Arch Linux System Maintainance.
In this guide we will walk through the most important practices regarding system maintainance for Linux home computers. Most of them are Arch Linux (and variants) specific but we can get ideas on how other distros can use and apply the same principles.
“No matter what you’re going through, there’s a light at the end of the tunnel.”
- Introduction
- System update/upgrade
- Clean pacman cache
- Remove orphan packages
- Remove unwanted packages
- Clean /home directory cache
- System logs clean-up
- Conclusion
- References
Introduction
System maintainance (and software maintainance in general) is an ongoing process that requires attention and responsibility.
So in this blog post I will summarize the key actions we can take in order to keep our arch linux installation healthy, optmized and fully working.

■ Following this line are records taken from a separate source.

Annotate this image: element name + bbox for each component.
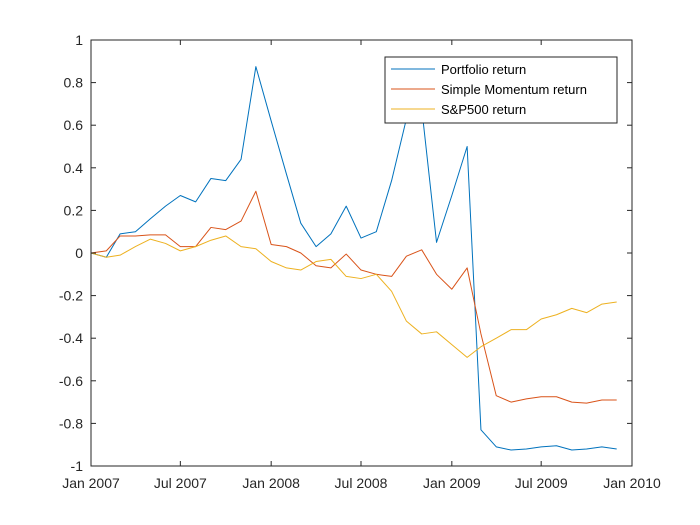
legend-label-3: S&P500 return — [441, 102, 526, 117]
x-tick-label: Jan 2008 — [242, 475, 300, 491]
y-tick-label: 1 — [75, 32, 83, 48]
legend-box — [384, 56, 618, 124]
x-tick-label: Jan 2010 — [603, 475, 661, 491]
legend-label-2: Simple Momentum return — [441, 82, 587, 97]
y-tick-label: -0.6 — [59, 373, 83, 389]
x-tick-label: Jan 2009 — [423, 475, 481, 491]
y-tick-label: 0.6 — [64, 117, 84, 133]
x-tick-label: Jan 2007 — [62, 475, 120, 491]
series-layer — [90, 66, 617, 451]
series-line-1 — [90, 66, 617, 451]
legend: Portfolio return Simple Momentum return S&… — [384, 56, 618, 124]
series-line-2 — [90, 190, 617, 404]
y-tick-label: -0.2 — [59, 288, 83, 304]
y-tick-label: 0 — [75, 245, 83, 261]
legend-label-1: Portfolio return — [441, 62, 526, 77]
y-tick-label: -1 — [71, 458, 84, 474]
x-tick-label: Jul 2008 — [335, 475, 388, 491]
x-tick-label: Jul 2007 — [154, 475, 207, 491]
x-tick-label: Jul 2009 — [515, 475, 568, 491]
x-axis-ticks: Jan 2007 Jul 2007 Jan 2008 Jul 2008 Jan 2009… — [62, 40, 661, 491]
y-tick-label: 0.4 — [64, 160, 84, 176]
series-line-3 — [90, 235, 617, 358]
y-axis-ticks: 1 0.8 0.6 0.4 0.2 0 -0.2 -0.4 -0.6 -0.8 -1 — [59, 32, 632, 474]
y-tick-label: -0.8 — [59, 415, 83, 431]
y-tick-label: 0.2 — [64, 202, 84, 218]
y-tick-label: -0.4 — [59, 330, 83, 346]
y-tick-label: 0.8 — [64, 75, 84, 91]
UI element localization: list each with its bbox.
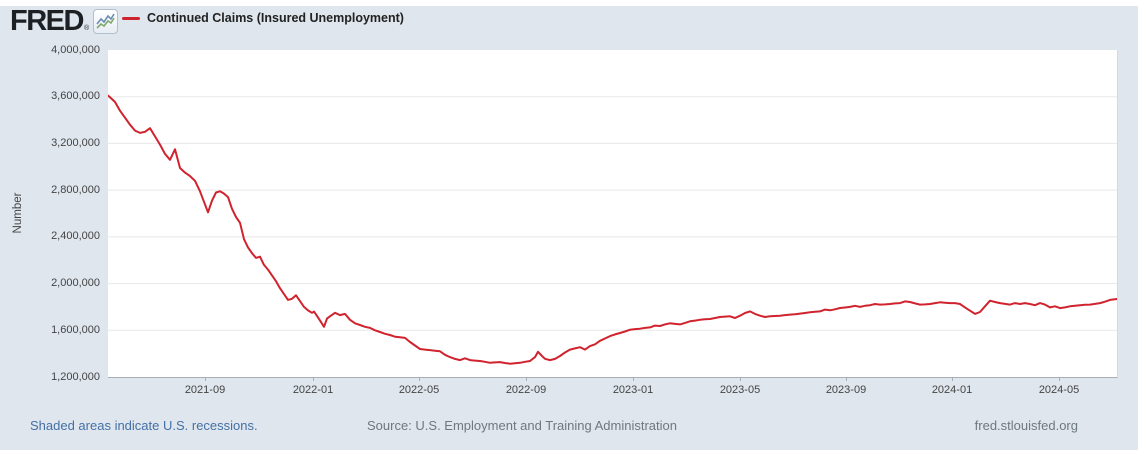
x-tick-mark	[313, 377, 314, 381]
x-tick-label: 2022-05	[398, 384, 440, 396]
x-tick-mark	[740, 377, 741, 381]
sparkline-chart-icon	[93, 8, 119, 34]
x-tick-mark	[1059, 377, 1060, 381]
series-color-swatch	[122, 16, 140, 20]
fred-logo-text: FRED	[10, 5, 84, 37]
legend: Continued Claims (Insured Unemployment)	[122, 11, 404, 25]
series-line-chart	[108, 94, 1117, 365]
x-tick-mark	[205, 377, 206, 381]
x-tick-mark	[419, 377, 420, 381]
x-tick-label: 2023-05	[719, 384, 761, 396]
recession-note-link[interactable]: Shaded areas indicate U.S. recessions.	[30, 418, 258, 433]
x-tick-mark	[526, 377, 527, 381]
x-tick-label: 2024-01	[931, 384, 973, 396]
x-tick-mark	[846, 377, 847, 381]
y-tick-label: 2,000,000	[51, 277, 100, 290]
y-tick-label: 2,800,000	[51, 183, 100, 196]
site-link[interactable]: fred.stlouisfed.org	[974, 418, 1078, 433]
series-label[interactable]: Continued Claims (Insured Unemployment)	[147, 11, 404, 25]
series-line	[108, 94, 1117, 365]
y-tick-label: 3,600,000	[51, 90, 100, 103]
y-tick-label: 3,200,000	[51, 136, 100, 149]
x-tick-label: 2021-09	[184, 384, 226, 396]
y-tick-label: 1,600,000	[51, 323, 100, 336]
x-tick-label: 2023-09	[825, 384, 867, 396]
x-tick-label: 2022-09	[505, 384, 547, 396]
y-tick-label: 2,400,000	[51, 230, 100, 243]
fred-logo[interactable]: FRED ®	[10, 5, 119, 37]
registered-trademark: ®	[83, 25, 90, 32]
source-text: Source: U.S. Employment and Training Adm…	[367, 418, 677, 433]
y-axis-title: Number	[12, 192, 24, 234]
y-tick-label: 4,000,000	[51, 43, 100, 56]
x-tick-mark	[952, 377, 953, 381]
chart-plot-area[interactable]	[108, 50, 1118, 378]
x-tick-mark	[633, 377, 634, 381]
x-tick-label: 2022-01	[292, 384, 334, 396]
y-tick-label: 1,200,000	[51, 370, 100, 383]
x-tick-label: 2024-05	[1038, 384, 1080, 396]
top-strip	[0, 0, 1138, 6]
x-tick-label: 2023-01	[612, 384, 654, 396]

BTW, If you are NOT using Arch yet, I have a guide explaining how to install it from scracth and also a tiny wiki with information about daily tasks, process and guides.
System update/upgrade
It is very important to have the latest version of the system up and running (including users apps and packages). I gotta say that sometimes things get broken due to the nature of the rolling release model, but since each installation is different, we are responsible for checking Arch Linux latest news in the Arch Linux website..
Once done, we can proceed to perform a system update/upgrade by running:
$ sudo pacman -Syu
or if you are using any AUR helper (in my case yay
):
$ yay -Syu
Troubleshooting
- In case of
package as marginal trust
:
error: <package>: signature from "Someone <mail.of.someone>" is marginal trust
...
Do you want to delete it? [Y/n]
Then update the keyrings as following and run again the full system upgrade command:
$ sudo pacman -Sy archlinux-keyring
Clean pacman cache
The package manager is our source of truth when it comes to what we use in our system but its cache grows exponentially since it keeps ALL versions that we are installing/upgrading. This is of course usefull when it comes to system stability and rolling things back (by using pacman -U /var/cache/pacman/pkg/name-version.pkg.tar.gz
) but it requires maintenance.
Let’s perform a bunch of checks before:
$ sudo ls /var/cache/pacman/pkg/ | wc -l //cached packages
$ du -sh /var/cache/pacman/pkg/ //space used
We can use paccache for this purpose, so let’s install it first (if we do not already have it):
$ sudo pacman -Sy pacman-contrib
Now we can easily clean everything up and keep the latest 3 versions (default behavior):
$ sudo paccache -r
Remove orphan packages
Orphans are no more than unneeded dependencies that are a result of a package which was uninstalled. They waste storage space so they required attention too.
Let’s list all the orphans in our system:
$ sudo pacman -Qdtq
To remove all orphans let’s run:
$ sudo pacman -Qtdq | sudo pacman -Rns -
Troubleshooting
- In case of
error: argument '-' specified with empty stdin
:
We do not have to worry, that means there are no orphans in our system. :)
Remove unwanted packages
Let’s list all the installed packages first in order to check whether we have software we are no longer using:
$ pacman -Qei | awk '/^Name/{name=$3} /^Installed Size/{print $4$5, name}' | sort -h
We can also list the ones installed from the AUR:
$ pacman -Qim | awk '/^Name/{name=$3} /^Installed Size/{print $4$5, name}' | sort -h
If we want to unistall all unneeded packages and their unused dependencies and configuration files:
$ sudo pacman -Rns $(pacman -Qdtq)
In case we want to individually uninstall packages, we use this command instead:
$ sudo pacman -Rns <package-name>
Clean /home directory cache
Our cache takes a lot of space as long as we use our system, so it is a good idea to check it out and clean it up accordingly. With the following command we can check its size:
$ sudo du -sh ~/.cache
$ 32G /home/fernando/.cache
If we want to clear it up, we just remove its content:
$ rm -rf ~/.cache/*
System logs clean-up
System logs are always important to fix issues and to know what is going on within our Linux distro but again, they need a bit of maintenance.
Let’s first perform a system check to see how much space is being consumed by our logs:
$ journalctl --disk-usage
In order to remove logs we use the same command by limiting it by time (check the man
for size limit and other alternatives):
$ sudo journalctl --vacuum-time=7d
If we want to permantely set this up by size, we can uncomment SystemMaxUse
in /etc/systemd/journald.conf
configuration file, to limit the disk usage used by these files by, for example: SystemMaxUse=500M
in my case.
Conclusion
That is it… at the least the minimum and basic things…. Just know, that not all the mentioned steps are mandatory and should be done in one shot one after the other, but we want to make sure we care about the healthiness of our system by from time to time giving it a bit of love.